DevCo becoming free cash flow positive FY19 onwards will be a key trigger for rerating (as for many years DevCo has lacked cash flows which led to debt mounting). We believe FCF generation will allay cash flow pressure on residential business and will also advance its plans for newer launches. Re-iterate Buy with SoTP-based target price of Rs 241.
Equity infusion of Rs 50-55 bn in the company (Rs 30-35 bn from fresh equity raise in FY19 and Rs 22.5 bn from warrants expected to be converted in FY20) is to be utilised towards repaying DevCo debt of `71 bn. With lower outlay towards construction and interest payments, and higher cash inflow due to improved sales traction, we expect DLF to generate positive FCF from FY19 (after many years). FCF generated by DevCo will also be utilised towards paring down residual debt.
10% rental business CAGR
Completion of 4.1 msf of commercial space will add Rs 3.7 bn to rentals over next 15 months. Rental growth is driven by steady escalations of 5% p.a. Rental renewals of expiring leases at Cyber City— e.g. current renewals are happening at >Rs 100 psf p.m. (vs. earlier rentals of `65-70 psf p.m.). Low supply of Grade A office space in Gurgaon market has seen sharp uptick in net leasing (up 28% y-o-y in H1), which lends strong visibility to rental resets at DCCDL.
~81% of valuation and ~45% of our target value emanates from rental portfolio — high comfort on valuation At CMP, valuation comfort comes from high contribution to equity value from its rental portfolio which is mainly backed by operational cash yielding assets with no execution risk. Steady double-digit growth in rentals over the next 5 years to provide further cushion to valuation.

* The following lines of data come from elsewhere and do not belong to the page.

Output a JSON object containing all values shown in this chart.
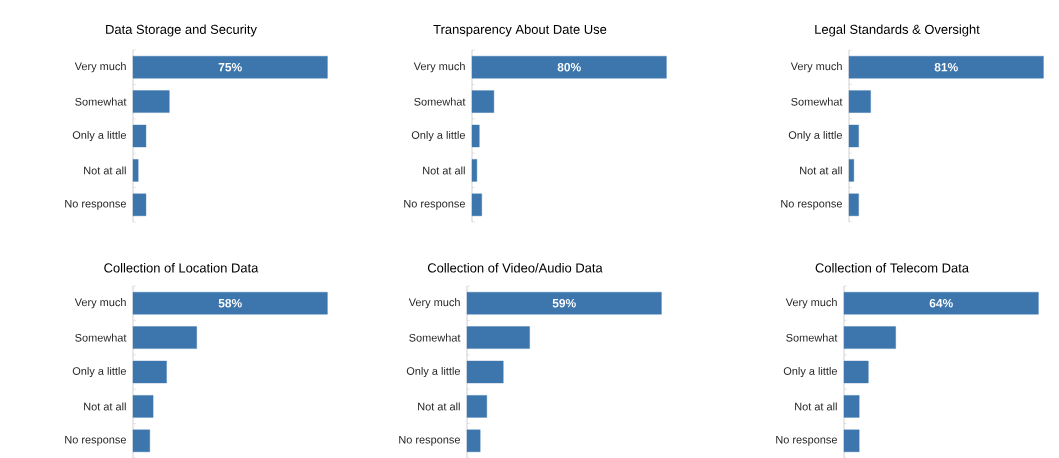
{
  "chart_data": [
    {
      "type": "bar",
      "orientation": "horizontal",
      "title": "Data Storage and Security",
      "categories": [
        "Very much",
        "Somewhat",
        "Only a little",
        "Not at all",
        "No response"
      ],
      "values": [
        75,
        14,
        5,
        2,
        5
      ],
      "value_labels": [
        "75%",
        null,
        null,
        null,
        null
      ],
      "color": "#3d76ad"
    },
    {
      "type": "bar",
      "orientation": "horizontal",
      "title": "Transparency About Date Use",
      "categories": [
        "Very much",
        "Somewhat",
        "Only a little",
        "Not at all",
        "No response"
      ],
      "values": [
        80,
        9,
        3,
        2,
        4
      ],
      "value_labels": [
        "80%",
        null,
        null,
        null,
        null
      ],
      "color": "#3d76ad"
    },
    {
      "type": "bar",
      "orientation": "horizontal",
      "title": "Legal Standards & Oversight",
      "categories": [
        "Very much",
        "Somewhat",
        "Only a little",
        "Not at all",
        "No response"
      ],
      "values": [
        81,
        9,
        4,
        2,
        4
      ],
      "value_labels": [
        "81%",
        null,
        null,
        null,
        null
      ],
      "color": "#3d76ad"
    },
    {
      "type": "bar",
      "orientation": "horizontal",
      "title": "Collection of Location Data",
      "categories": [
        "Very much",
        "Somewhat",
        "Only a little",
        "Not at all",
        "No response"
      ],
      "values": [
        58,
        19,
        10,
        6,
        5
      ],
      "value_labels": [
        "58%",
        null,
        null,
        null,
        null
      ],
      "color": "#3d76ad"
    },
    {
      "type": "bar",
      "orientation": "horizontal",
      "title": "Collection of Video/Audio Data",
      "categories": [
        "Very much",
        "Somewhat",
        "Only a little",
        "Not at all",
        "No response"
      ],
      "values": [
        59,
        19,
        11,
        6,
        4
      ],
      "value_labels": [
        "59%",
        null,
        null,
        null,
        null
      ],
      "color": "#3d76ad"
    },
    {
      "type": "bar",
      "orientation": "horizontal",
      "title": "Collection of Telecom Data",
      "categories": [
        "Very much",
        "Somewhat",
        "Only a little",
        "Not at all",
        "No response"
      ],
      "values": [
        64,
        17,
        8,
        5,
        5
      ],
      "value_labels": [
        "64%",
        null,
        null,
        null,
        null
      ],
      "color": "#3d76ad"
    }
  ]
}
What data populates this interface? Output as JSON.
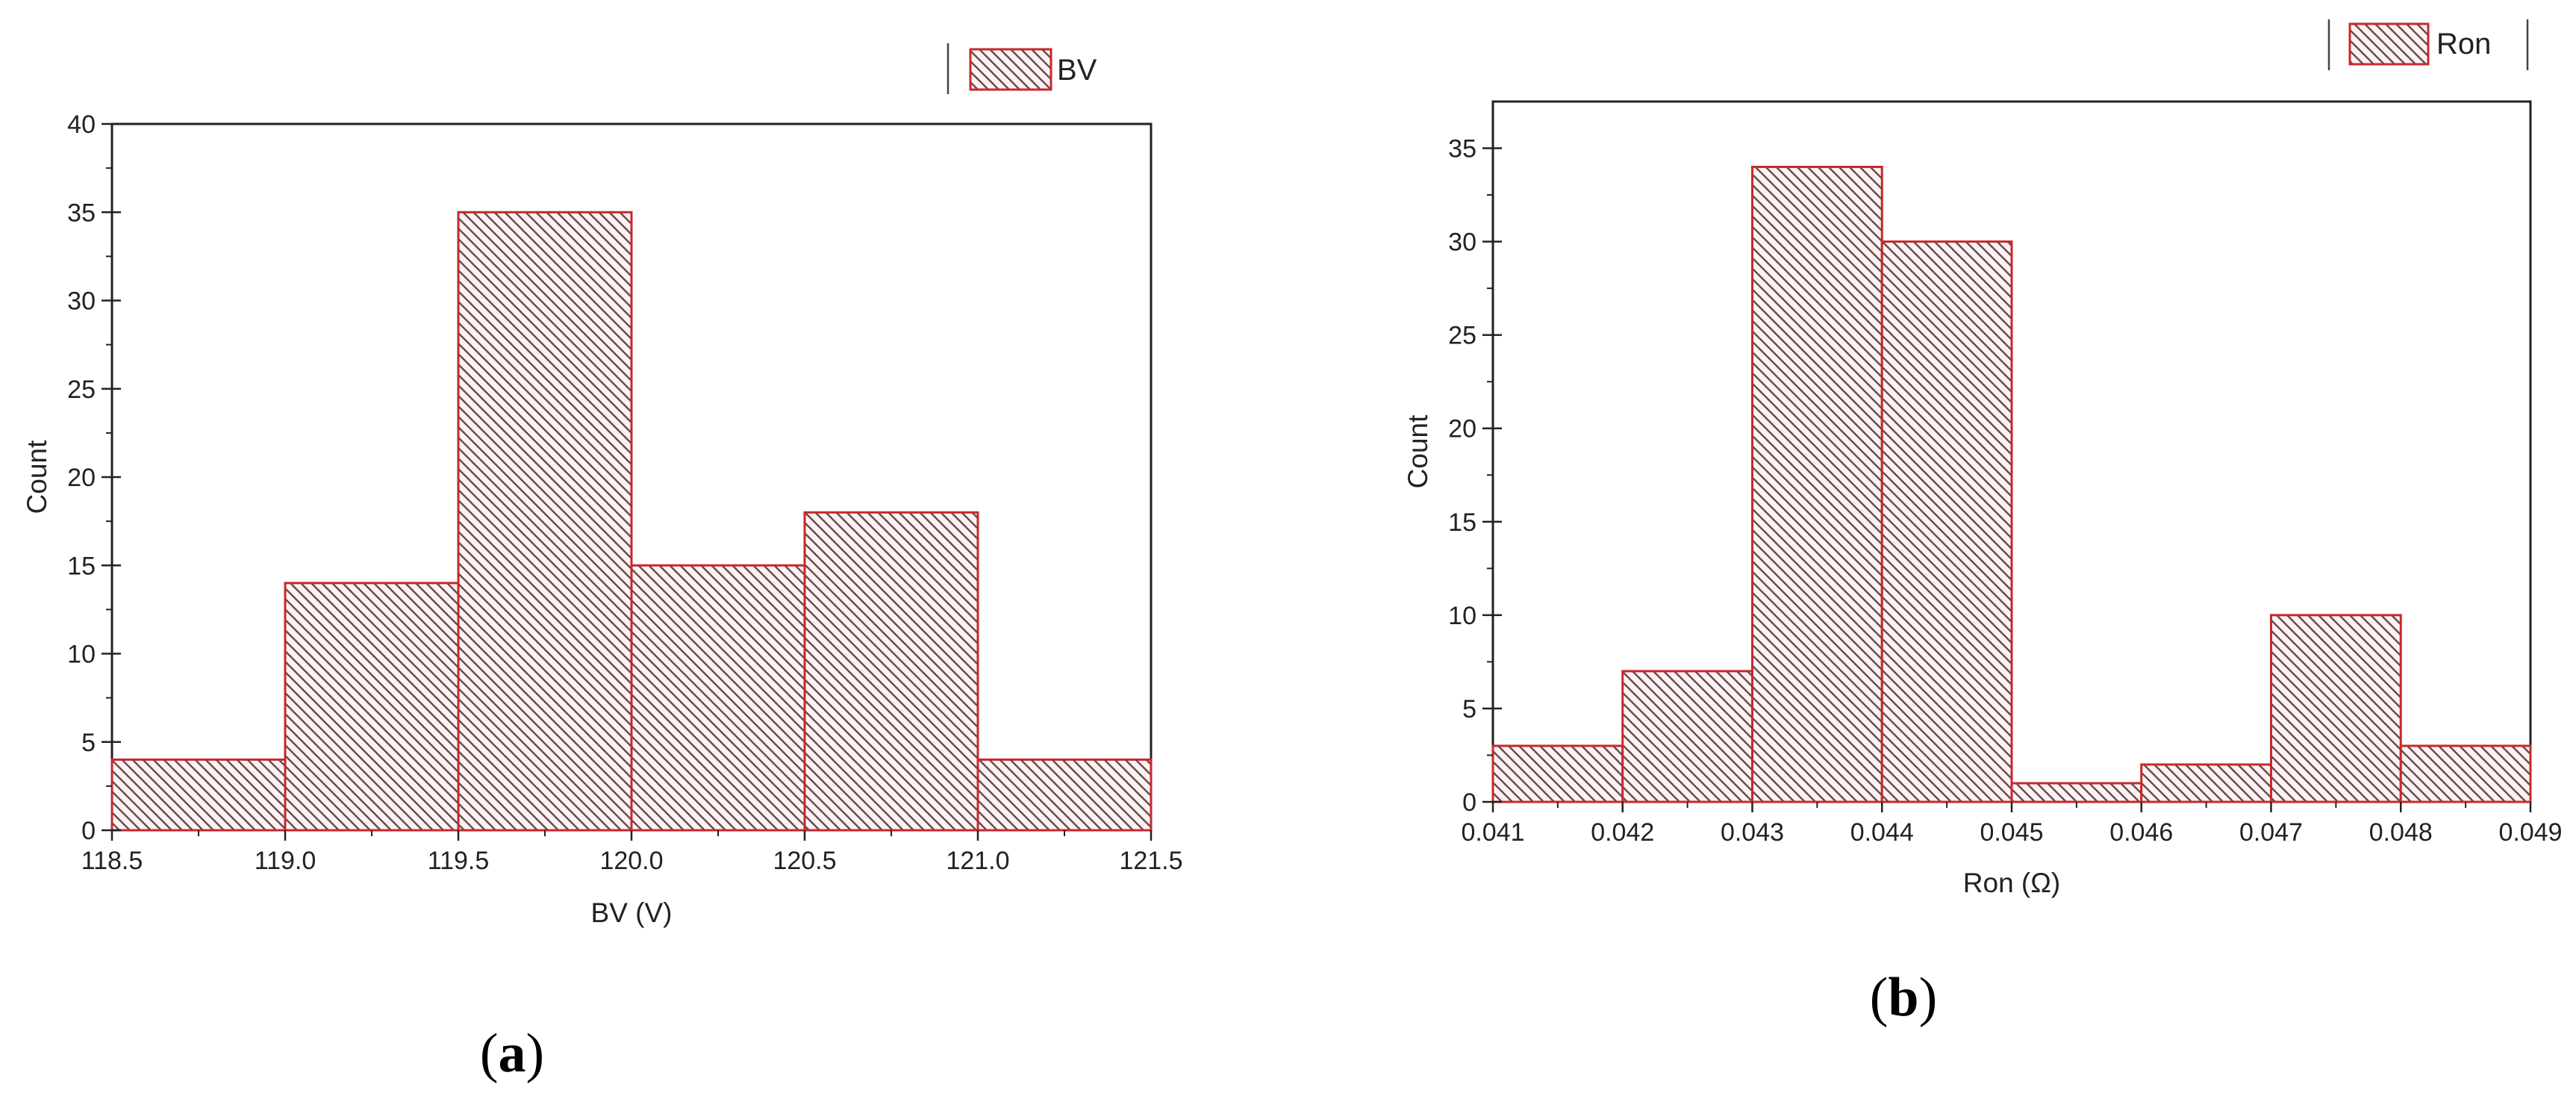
{
  "chart_data": [
    {
      "type": "bar",
      "panel": "(a)",
      "panel_letter": "a",
      "bins": [
        [
          118.5,
          119.0
        ],
        [
          119.0,
          119.5
        ],
        [
          119.5,
          120.0
        ],
        [
          120.0,
          120.5
        ],
        [
          120.5,
          121.0
        ],
        [
          121.0,
          121.5
        ]
      ],
      "values": [
        4,
        14,
        35,
        15,
        18,
        4
      ],
      "xlabel": "BV (V)",
      "ylabel": "Count",
      "xlim": [
        118.5,
        121.5
      ],
      "ylim": [
        0,
        40
      ],
      "xticks": [
        "118.5",
        "119.0",
        "119.5",
        "120.0",
        "120.5",
        "121.0",
        "121.5"
      ],
      "yticks": [
        "0",
        "5",
        "10",
        "15",
        "20",
        "25",
        "30",
        "35",
        "40"
      ],
      "legend": "BV",
      "legend_position": "top-right",
      "bar_color": "#c8282c",
      "fill": "diagonal-hatch",
      "grid": false
    },
    {
      "type": "bar",
      "panel": "(b)",
      "panel_letter": "b",
      "bins": [
        [
          0.041,
          0.042
        ],
        [
          0.042,
          0.043
        ],
        [
          0.043,
          0.044
        ],
        [
          0.044,
          0.045
        ],
        [
          0.045,
          0.046
        ],
        [
          0.046,
          0.047
        ],
        [
          0.047,
          0.048
        ],
        [
          0.048,
          0.049
        ]
      ],
      "values": [
        3,
        7,
        34,
        30,
        1,
        2,
        10,
        3
      ],
      "xlabel": "Ron (Ω)",
      "ylabel": "Count",
      "xlim": [
        0.041,
        0.049
      ],
      "ylim": [
        0,
        37.5
      ],
      "xticks": [
        "0.041",
        "0.042",
        "0.043",
        "0.044",
        "0.045",
        "0.046",
        "0.047",
        "0.048",
        "0.049"
      ],
      "yticks": [
        "0",
        "5",
        "10",
        "15",
        "20",
        "25",
        "30",
        "35"
      ],
      "legend": "Ron",
      "legend_position": "top-right",
      "bar_color": "#c8282c",
      "fill": "diagonal-hatch",
      "grid": false
    }
  ]
}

Gurgaon’s residential volumes weak but unsold inventory trending down Gurgaon’s residential real estate has been one of the worst performing through the 2011-17 down cycle with absorption levels down 85% from its peak. Prices are down 20-25% and with mortgage rates at decade lows, we estimate affordability is at a multiyear high. NCR market is witnessing signs of revival with new launches up 35% y-o-sy in CY18. Growth in new launches was driven by Gurgaon market which accounted for 75% of total new launches in CY18. Improvement in infrastructure should give the market some fillip from end FY19 onwards. Strong demand is being seen for ready inventory as buyers remain wary of propensity of developers to deliver— this augurs well for DLF given its new strategy to sell only completed inventory.